Вот, мол, я какая тут сижу
и в альбом потрепанный гляжу
на герань, прозрачную от света.
Строка
Иногда я вижу, как от страха
прыгает и мельтешит строка
в желтой выцветающей рубахе,
и кусает кончик языка.
Местная безумица в припадке
бьется в белом облаке листов
и смеется. Нашатырь на ватке.
Доктор, доктор, не хватает слов!..
Успокойся, сердце, все в порядке.
Нам — не время.

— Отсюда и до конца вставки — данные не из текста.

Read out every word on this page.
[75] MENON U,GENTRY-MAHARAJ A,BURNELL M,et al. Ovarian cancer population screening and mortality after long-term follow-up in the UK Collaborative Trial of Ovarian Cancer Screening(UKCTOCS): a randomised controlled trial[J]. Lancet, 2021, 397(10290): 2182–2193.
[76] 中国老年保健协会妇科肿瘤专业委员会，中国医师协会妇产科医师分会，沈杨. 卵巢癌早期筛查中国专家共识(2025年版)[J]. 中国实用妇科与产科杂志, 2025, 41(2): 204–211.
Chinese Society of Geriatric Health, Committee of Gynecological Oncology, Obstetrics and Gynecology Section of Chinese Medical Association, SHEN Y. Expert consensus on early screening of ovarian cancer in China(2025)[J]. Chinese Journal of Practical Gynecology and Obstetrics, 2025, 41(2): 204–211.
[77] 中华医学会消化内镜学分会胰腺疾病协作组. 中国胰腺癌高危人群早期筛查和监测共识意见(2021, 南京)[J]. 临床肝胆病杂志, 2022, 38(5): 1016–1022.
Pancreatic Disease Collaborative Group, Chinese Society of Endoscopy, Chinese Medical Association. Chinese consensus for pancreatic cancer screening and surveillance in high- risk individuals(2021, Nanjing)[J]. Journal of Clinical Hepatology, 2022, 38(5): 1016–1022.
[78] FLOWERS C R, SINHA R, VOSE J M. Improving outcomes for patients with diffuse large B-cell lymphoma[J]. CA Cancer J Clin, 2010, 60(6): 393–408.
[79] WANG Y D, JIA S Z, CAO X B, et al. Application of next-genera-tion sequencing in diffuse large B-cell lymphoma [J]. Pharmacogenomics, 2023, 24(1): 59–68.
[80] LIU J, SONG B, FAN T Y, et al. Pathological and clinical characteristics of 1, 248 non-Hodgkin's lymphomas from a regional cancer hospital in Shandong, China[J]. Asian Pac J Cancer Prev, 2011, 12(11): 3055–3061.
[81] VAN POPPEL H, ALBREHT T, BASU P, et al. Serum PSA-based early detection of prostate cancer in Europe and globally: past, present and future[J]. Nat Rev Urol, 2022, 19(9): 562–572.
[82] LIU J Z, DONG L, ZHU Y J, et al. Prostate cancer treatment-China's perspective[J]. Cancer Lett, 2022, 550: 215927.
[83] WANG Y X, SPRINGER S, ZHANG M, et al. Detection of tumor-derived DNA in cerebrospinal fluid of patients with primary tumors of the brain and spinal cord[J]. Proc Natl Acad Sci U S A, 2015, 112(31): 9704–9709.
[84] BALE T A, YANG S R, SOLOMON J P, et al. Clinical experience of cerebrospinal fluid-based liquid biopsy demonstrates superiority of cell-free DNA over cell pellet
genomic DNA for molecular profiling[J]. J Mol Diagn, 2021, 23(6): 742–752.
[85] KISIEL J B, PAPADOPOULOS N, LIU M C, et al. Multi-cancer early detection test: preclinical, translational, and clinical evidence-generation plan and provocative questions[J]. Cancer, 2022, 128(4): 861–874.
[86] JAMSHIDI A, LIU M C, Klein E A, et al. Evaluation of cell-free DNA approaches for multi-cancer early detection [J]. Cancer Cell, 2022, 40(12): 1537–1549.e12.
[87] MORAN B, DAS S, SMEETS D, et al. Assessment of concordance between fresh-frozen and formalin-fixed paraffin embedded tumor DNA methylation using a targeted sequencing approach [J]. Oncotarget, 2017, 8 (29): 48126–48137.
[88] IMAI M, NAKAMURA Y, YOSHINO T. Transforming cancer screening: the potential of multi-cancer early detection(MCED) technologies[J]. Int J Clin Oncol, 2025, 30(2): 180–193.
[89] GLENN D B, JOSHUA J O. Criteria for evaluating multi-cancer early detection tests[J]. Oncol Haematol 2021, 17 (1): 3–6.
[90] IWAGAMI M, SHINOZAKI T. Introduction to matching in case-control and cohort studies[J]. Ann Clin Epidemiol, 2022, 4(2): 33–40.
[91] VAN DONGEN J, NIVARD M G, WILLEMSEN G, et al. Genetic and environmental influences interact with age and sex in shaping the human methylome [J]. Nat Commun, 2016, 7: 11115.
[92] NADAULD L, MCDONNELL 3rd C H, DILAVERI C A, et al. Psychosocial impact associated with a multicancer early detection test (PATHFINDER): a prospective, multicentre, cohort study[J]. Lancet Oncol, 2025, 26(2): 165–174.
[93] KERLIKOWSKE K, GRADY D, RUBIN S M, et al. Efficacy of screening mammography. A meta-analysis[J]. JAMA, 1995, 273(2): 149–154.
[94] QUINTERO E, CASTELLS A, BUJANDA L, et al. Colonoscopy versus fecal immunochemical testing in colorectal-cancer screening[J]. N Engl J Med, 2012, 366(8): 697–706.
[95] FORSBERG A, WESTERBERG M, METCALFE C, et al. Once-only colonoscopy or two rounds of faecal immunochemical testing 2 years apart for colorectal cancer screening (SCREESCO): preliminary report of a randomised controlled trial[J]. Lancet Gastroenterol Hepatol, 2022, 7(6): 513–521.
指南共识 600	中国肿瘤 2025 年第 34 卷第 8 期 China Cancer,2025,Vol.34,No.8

Время — скок блохи.
Я со смертью все играю в прятки
и еще пишу свои стихи,
легкие, как маленькие птицы,
певчие — под храмовой рукой.
Выслушать, и снова удивиться:
“Господи, о ком они, о ком?..”
Видишь, как перо дрожит под небом,
кружится и места не найдет,
где упасть ему теперь, а мне бы —
растянуть подольше этот год.
Слово к горлу подступает комом,
душит, душит, а потом — летит.
Выплакать чужим и незнакомым.
Выпустить, как птицу, из груди.
Ничего не жалко, все теряю,
выношу из дома, отдаю.
А строка, от слез совсем сырая,
щурится в придуманном раю,
сводит крылья, падает от веса
прежде незнакомого, дрожит
и идет, идет по краю леса
темной человеческой души.
Глиняная свистулька
Ты думаешь “какая ерунда…”,
и все на свете трогается с места.
Смывает птичий, хрупкий след вода
и лепит страх свой девочка из теста
песочного, за неименьем слов,
растет, растет — и вырастет большая
на Пасху или даже — на Покров,
и ложечкой в стакане чай мешая,
она, конечно, спросит ни о чем
и что ты ей тогда ответишь, если
ей от любого слова — горячо,
и все давно известно, все известно.
Ты подари ей глиняный свисток,
безделицу, игрушечку, пичужку,
и пусть она садится на порог
и вызывает дождь, а ты на ушко
шепчи свое “какая ерунда…”
А дождь пойдет под вечер мелким просом.
Зачем смывает птичий след вода,
та девочка тебя уже не спросит.
Прижав свистульку к розовому рту,
она услышит, как легко и просто
протяжный звук пугает немоту
над старым зарастающим погостом,
где лишнего в могилках места нет, —
так пусть растет та девочка — большая,
о детской муке время вопрошая,
о том, чего давно растаял след…
* * *
Господи, до чего же
все-таки хорошо
чувствовать теплой кожей
жизни тревожный шов,
вскакивать от испуга,
пробовать, как зашит.
Нитка звенит упруго.
Палец потом — дрожит.
(Белой все ниткой шито.
Скроено наугад.
Вот оно — наше жито,
поле, земной уклад,
хлеб, леденящий душу
коркой своей сухой).
Горькая наша суша.
Слезы чужих стихов.
Край ойкумены темной,
словно без сна в глазу
легкий свой крест бездомной
я над землей несу —
кажется краем рая,
белым ребром небес.
Шов в пустоту врастает.
Светится тонкий крест.
Где я, куда мне, кто я?..
Переступить черту.
Ясное и святое
слово горит во рту.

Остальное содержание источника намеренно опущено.